1917’de işçilerin Rusya’da iktidarı ele geçirmesi tüm dünya patronlarının yüreğine korku saldı. Keza İkinci Dünya Savaşı sonrasında tüm Avrupa’da patronlar işçi devrimi korkusuyla titriyorlardı. İşçilerin öfkesini yatıştırmak isteyen sermaye sınıfı, bir kez daha önemli tavizler vermek zorunda kaldı. İşçiler yeni ekonomik ve sosyal haklar elde ettiler.
“Sosyal devlet” uygulamaları olarak adlandırılan bu kazanımlar, şu ya da bu biçimde tüm dünyada işçilere yansıtıldı. Meselâ kapsamlı bir sosyal güvenlik sisteminin oluşturulması, bu sayede işçilerin ücretsiz sağlık hakkına kavuşması, emekli olması ve maaş alması bu kazanımların sonucudur.
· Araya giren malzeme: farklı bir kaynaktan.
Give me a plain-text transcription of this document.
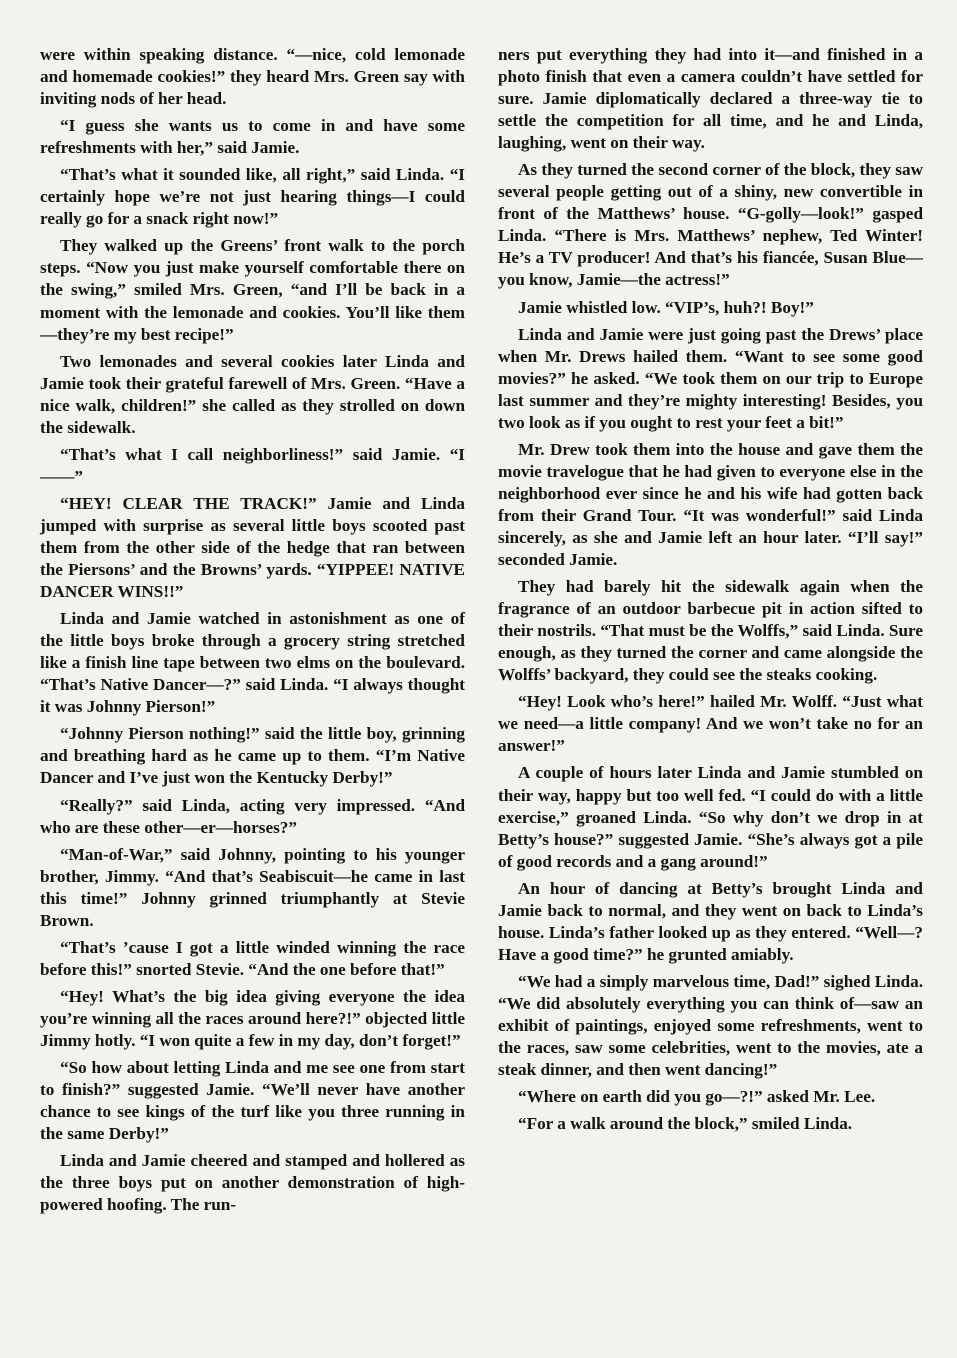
were within speaking distance. “—nice, cold lemonade and homemade cookies!” they heard Mrs. Green say with inviting nods of her head.

“I guess she wants us to come in and have some refreshments with her,” said Jamie.

“That’s what it sounded like, all right,” said Linda. “I certainly hope we’re not just hearing things—I could really go for a snack right now!”

They walked up the Greens’ front walk to the porch steps. “Now you just make yourself comfortable there on the swing,” smiled Mrs. Green, “and I’ll be back in a moment with the lemonade and cookies. You’ll like them—they’re my best recipe!”

Two lemonades and several cookies later Linda and Jamie took their grateful farewell of Mrs. Green. “Have a nice walk, children!” she called as they strolled on down the sidewalk.

“That’s what I call neighborliness!” said Jamie. “I——”

“HEY! CLEAR THE TRACK!” Jamie and Linda jumped with surprise as several little boys scooted past them from the other side of the hedge that ran between the Piersons’ and the Browns’ yards. “YIPPEE! NATIVE DANCER WINS!!”

Linda and Jamie watched in astonishment as one of the little boys broke through a grocery string stretched like a finish line tape between two elms on the boulevard. “That’s Native Dancer—?” said Linda. “I always thought it was Johnny Pierson!”

“Johnny Pierson nothing!” said the little boy, grinning and breathing hard as he came up to them. “I’m Native Dancer and I’ve just won the Kentucky Derby!”

“Really?” said Linda, acting very impressed. “And who are these other—er—horses?”

“Man-of-War,” said Johnny, pointing to his younger brother, Jimmy. “And that’s Seabiscuit—he came in last this time!” Johnny grinned triumphantly at Stevie Brown.

“That’s ’cause I got a little winded winning the race before this!” snorted Stevie. “And the one before that!”

“Hey! What’s the big idea giving everyone the idea you’re winning all the races around here?!” objected little Jimmy hotly. “I won quite a few in my day, don’t forget!”

“So how about letting Linda and me see one from start to finish?” suggested Jamie. “We’ll never have another chance to see kings of the turf like you three running in the same Derby!”

Linda and Jamie cheered and stamped and hollered as the three boys put on another demonstration of high-powered hoofing. The run-

ners put everything they had into it—and finished in a photo finish that even a camera couldn’t have settled for sure. Jamie diplomatically declared a three-way tie to settle the competition for all time, and he and Linda, laughing, went on their way.

As they turned the second corner of the block, they saw several people getting out of a shiny, new convertible in front of the Matthews’ house. “G-golly—look!” gasped Linda. “There is Mrs. Matthews’ nephew, Ted Winter! He’s a TV producer! And that’s his fiancée, Susan Blue—you know, Jamie—the actress!”

Jamie whistled low. “VIP’s, huh?! Boy!”

Linda and Jamie were just going past the Drews’ place when Mr. Drews hailed them. “Want to see some good movies?” he asked. “We took them on our trip to Europe last summer and they’re mighty interesting! Besides, you two look as if you ought to rest your feet a bit!”

Mr. Drew took them into the house and gave them the movie travelogue that he had given to everyone else in the neighborhood ever since he and his wife had gotten back from their Grand Tour. “It was wonderful!” said Linda sincerely, as she and Jamie left an hour later. “I’ll say!” seconded Jamie.

They had barely hit the sidewalk again when the fragrance of an outdoor barbecue pit in action sifted to their nostrils. “That must be the Wolffs,” said Linda. Sure enough, as they turned the corner and came alongside the Wolffs’ backyard, they could see the steaks cooking.

“Hey! Look who’s here!” hailed Mr. Wolff. “Just what we need—a little company! And we won’t take no for an answer!”

A couple of hours later Linda and Jamie stumbled on their way, happy but too well fed. “I could do with a little exercise,” groaned Linda. “So why don’t we drop in at Betty’s house?” suggested Jamie. “She’s always got a pile of good records and a gang around!”

An hour of dancing at Betty’s brought Linda and Jamie back to normal, and they went on back to Linda’s house. Linda’s father looked up as they entered. “Well—? Have a good time?” he grunted amiably.

“We had a simply marvelous time, Dad!” sighed Linda. “We did absolutely everything you can think of—saw an exhibit of paintings, enjoyed some refreshments, went to the races, saw some celebrities, went to the movies, ate a steak dinner, and then went dancing!”

“Where on earth did you go—?!” asked Mr. Lee.

“For a walk around the block,” smiled Linda.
Keza işten atılmayı zorlaştıran ve çalışma düzenine işçilerden yana kurallar koyan yasalar, iş güvencesi sağlayan kıdem tazminatı veya ikramiye gibi haklar da bu kazanımların ürünüdür.
Ancak sermaye sınıfı, özellikle 1980’lerin başından itibaren neo-liberal kapitalist politikaları devreye soktu ve işçilerin haklarına saldırmaya başladı. Ne yazık işçiler birliklerini koruyamadıkları için, patronlar ile işçiler arasındaki güç dengesi patronlardan yana değişmeye başladı. İşçiler geri çekildikçe patronlar daha güçlü saldırdılar ve birçok hakkımıza el koydular. Türkiye’de ise işçilerin gücünü kırmak isteyen patronlar sınıfı, 12 Eylül 1980’de orduyu imdada çağırdı. Faşist darbeden sonra iktidara gelen Turgut Özal, neo-liberal politikaları devreye soktu. O günden bugüne işçi sınıfı pek çok hakkını kaybetti.
Geldiğimiz noktada bıçak kemiğe dayanmıştır. Düşük ücretler, uzun iş saatleri, tazminatsız ve güvencesiz çalışma anlamına gelen taşeronluk sistemi derken, patronlar şimdi de kölelik bürolarını dayatıyorlar. Kıdem tazminatımıza el koymak istiyorlar. Çalışma yaşamında orman kanunlarını hâkim kılıyorlar. Hiçbir kuralın olmadığı bu orman kanunlarından dolayı her ay 150’ye yakın işçi kardeşimizi iş kazalarında kaybediyoruz. Kısacası, eğer bu gidişe dur deyip süreci geri çevirmezsek, 1800’lü yıllardaki çalışma koşullarına geri döneceğiz. Anlatılan bizim hikâyemizdir: Gelin birleşelim ve kölece çalışma koşullarını kabul etmeyelim!